Как только юма подчинятся твоему приказу, я укажу место поблизости от вашего лагеря, окруженное нашими людьми. Туда станут приходить юма… поодиночке… разумеется, и сдавать свое оружие, а потом сейчас же будут возвращаться к себе в лагерь. Думаю, ты не посчитаешь такое распоряжение несправедливым.
— Я с ним согласен.
— Ну, ладно! Но я предупреждаю тебя, что каждый юма, у которого мы найдем какое-либо оружие или то, что может сойти за оружие, будет считаться предателем и будет расстрелян!
— Это жестоко, очень жестоко! Ну, а как будет с лошадьми и личными вещами моих воинов?
— Лошади, естественно, принадлежат нам; они — наша законная добыча. Позднее мы будем по своему усмотрению в зависимости от поведения юма, возвращать кому-то из вас лошадь или нет. Все боеприпасы — порох, свинец, пули или даже патроны — относятся к оружию, а значит, должны быть сданы вместе с ним. Все прочее, что у вас имеется, мы тщательно обыщем. Я не думаю, чтобы мы захотели что-то взять из ваших личных вещей, но все, что вы награбили на асиенде, мы отберем и вернем асьендеро, законному владельцу. У тебя есть еще вопросы?
— Нет, мне все ясно.
— Тогда трое посланцев могут отправляться в лагерь, а ты садись-ка здесь и никуда не уходи до тех пор, пока тебе не даст на это разрешение один из нас троих — Виннету, Сильный Бизон или я!
Юма удалились, чтобы исполнить поручение, скорее неприятное, чем тяжелое. Большой Рот присел на корточки, по моему знаку справа и слева от него выросли два часовых, не спускавшие с пленного вождя глаз.
Я посмотрел на часы, потому что был твердо намерен по прошествии получаса дать несколько предупредительных выстрелов, если мы не получим ответа, а чуть позже начать и настоящую стрельбу.
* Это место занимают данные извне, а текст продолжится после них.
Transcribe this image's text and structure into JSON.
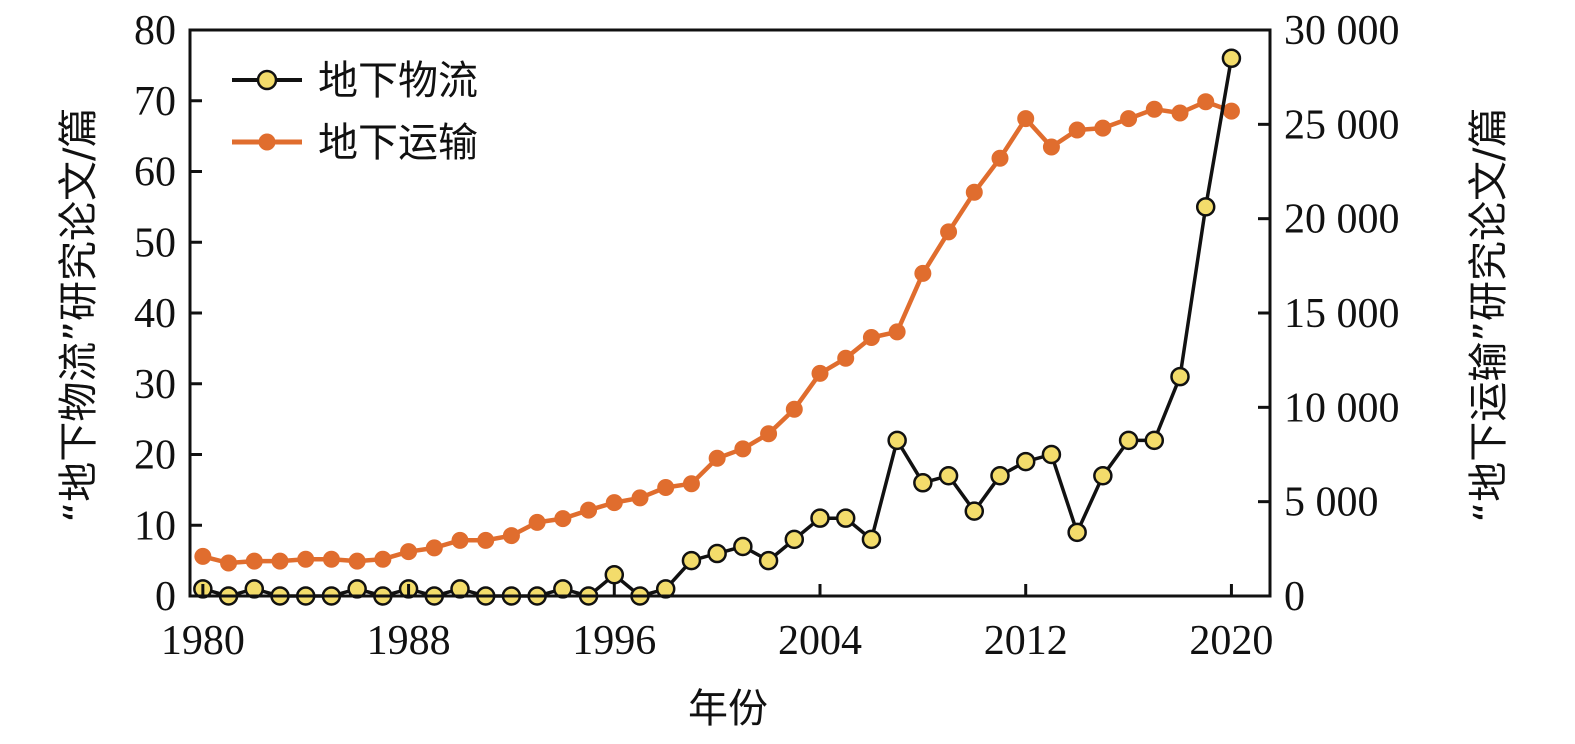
{
  "chart_data": {
    "type": "line",
    "xlabel": "年份",
    "ylabel_left": "“地下物流”研究论文/篇",
    "ylabel_right": "“地下运输”研究论文/篇",
    "xlim": [
      1979.5,
      2021.5
    ],
    "ylim_left": [
      0,
      80
    ],
    "ylim_right": [
      0,
      30000
    ],
    "x_ticks": [
      1980,
      1988,
      1996,
      2004,
      2012,
      2020
    ],
    "x_tick_labels": [
      "1980",
      "1988",
      "1996",
      "2004",
      "2012",
      "2020"
    ],
    "y_ticks_left": [
      0,
      10,
      20,
      30,
      40,
      50,
      60,
      70,
      80
    ],
    "y_tick_labels_left": [
      "0",
      "10",
      "20",
      "30",
      "40",
      "50",
      "60",
      "70",
      "80"
    ],
    "y_ticks_right": [
      0,
      5000,
      10000,
      15000,
      20000,
      25000,
      30000
    ],
    "y_tick_labels_right": [
      "0",
      "5 000",
      "10 000",
      "15 000",
      "20 000",
      "25 000",
      "30 000"
    ],
    "grid": false,
    "legend_position": "top-left",
    "x": [
      1980,
      1981,
      1982,
      1983,
      1984,
      1985,
      1986,
      1987,
      1988,
      1989,
      1990,
      1991,
      1992,
      1993,
      1994,
      1995,
      1996,
      1997,
      1998,
      1999,
      2000,
      2001,
      2002,
      2003,
      2004,
      2005,
      2006,
      2007,
      2008,
      2009,
      2010,
      2011,
      2012,
      2013,
      2014,
      2015,
      2016,
      2017,
      2018,
      2019,
      2020
    ],
    "series": [
      {
        "name": "地下物流",
        "axis": "left",
        "color": "#111111",
        "marker_fill": "#f3dc6b",
        "values": [
          1,
          0,
          1,
          0,
          0,
          0,
          1,
          0,
          1,
          0,
          1,
          0,
          0,
          0,
          1,
          0,
          3,
          0,
          1,
          5,
          6,
          7,
          5,
          8,
          11,
          11,
          8,
          22,
          16,
          17,
          12,
          17,
          19,
          20,
          9,
          17,
          22,
          22,
          31,
          55,
          76
        ]
      },
      {
        "name": "地下运输",
        "axis": "right",
        "color": "#e06d2e",
        "marker_fill": "#e06d2e",
        "values": [
          2100,
          1750,
          1850,
          1850,
          1950,
          1950,
          1850,
          1950,
          2350,
          2550,
          2950,
          2950,
          3200,
          3900,
          4100,
          4550,
          4950,
          5200,
          5750,
          5950,
          7300,
          7800,
          8600,
          9900,
          11800,
          12600,
          13700,
          14000,
          17100,
          19300,
          21400,
          23200,
          25300,
          23800,
          24700,
          24800,
          25300,
          25800,
          25600,
          26200,
          25700
        ]
      }
    ]
  }
}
Посланцы, как мы видели, достигли лагеря и разбудили спящих. Сначала возникла короткая ссора, но потом юма тесно столпились вокруг посланцев, и через недолгое время из этой группы раздался многоголосый гневный крик. Посланцы передали приказ вождя; это произвело действие, какого и можно было ожидать, а именно — необычайное возбуждение, ставшее для нас весьма примечательным зрелищем. Пройди оно, не увлекая юма к необузданной вражде, и успех нашего предприятия был бы обеспечен.
Я вместе с Виннету и вождем мимбренхо немного отошел от Большого Рта, чтобы он не мог слышать, о чем мы говорим. Когда во вражеском лагере поднялся неистовый шум, Сильный Бизон сказал:
— Сейчас они бросятся на нас. Это чувствуется по их крикам. Но мы их достойно встретим.
— Это — временное явление. Когда они узнают, что полностью окружены, то придут в себя, — ответил я.
— В такое я поверю с большим трудом. Олд Шеттерхэнд должен все обдумать; он ничего не должен забывать.
— А что же я мог бы позабыть?
— То, что юма до сих пор чувствовали себя уверенно. Они заснули с мыслью, что на рассвете нападут на нас и уничтожат. Теперь, когда они еще не совсем стряхнули с себя сон, им дали понять, что они окружены и должны сдаться. Почти наверняка спросонок, придя в сильное возбуждение, они схватятся за оружие.
— Они моментально опомнятся, потому что я им отправил послание, которое быстро их успокоит и вселит надежду.
— На что им надеяться, когда все они должны умереть? Может быть, ты дал им немного надежды на освобождение?
— Конечно.
— Им всем и даже их вождю?
— Вождю тоже, но на особых условиях.
— Ты с ума сошел! Моего согласия на это ты никогда не получишь!
— А я в нем не нуждаюсь.
— Как это? Разве ты один здесь распоряжаешься? Разве у Виннету и у меня нет своего мнения?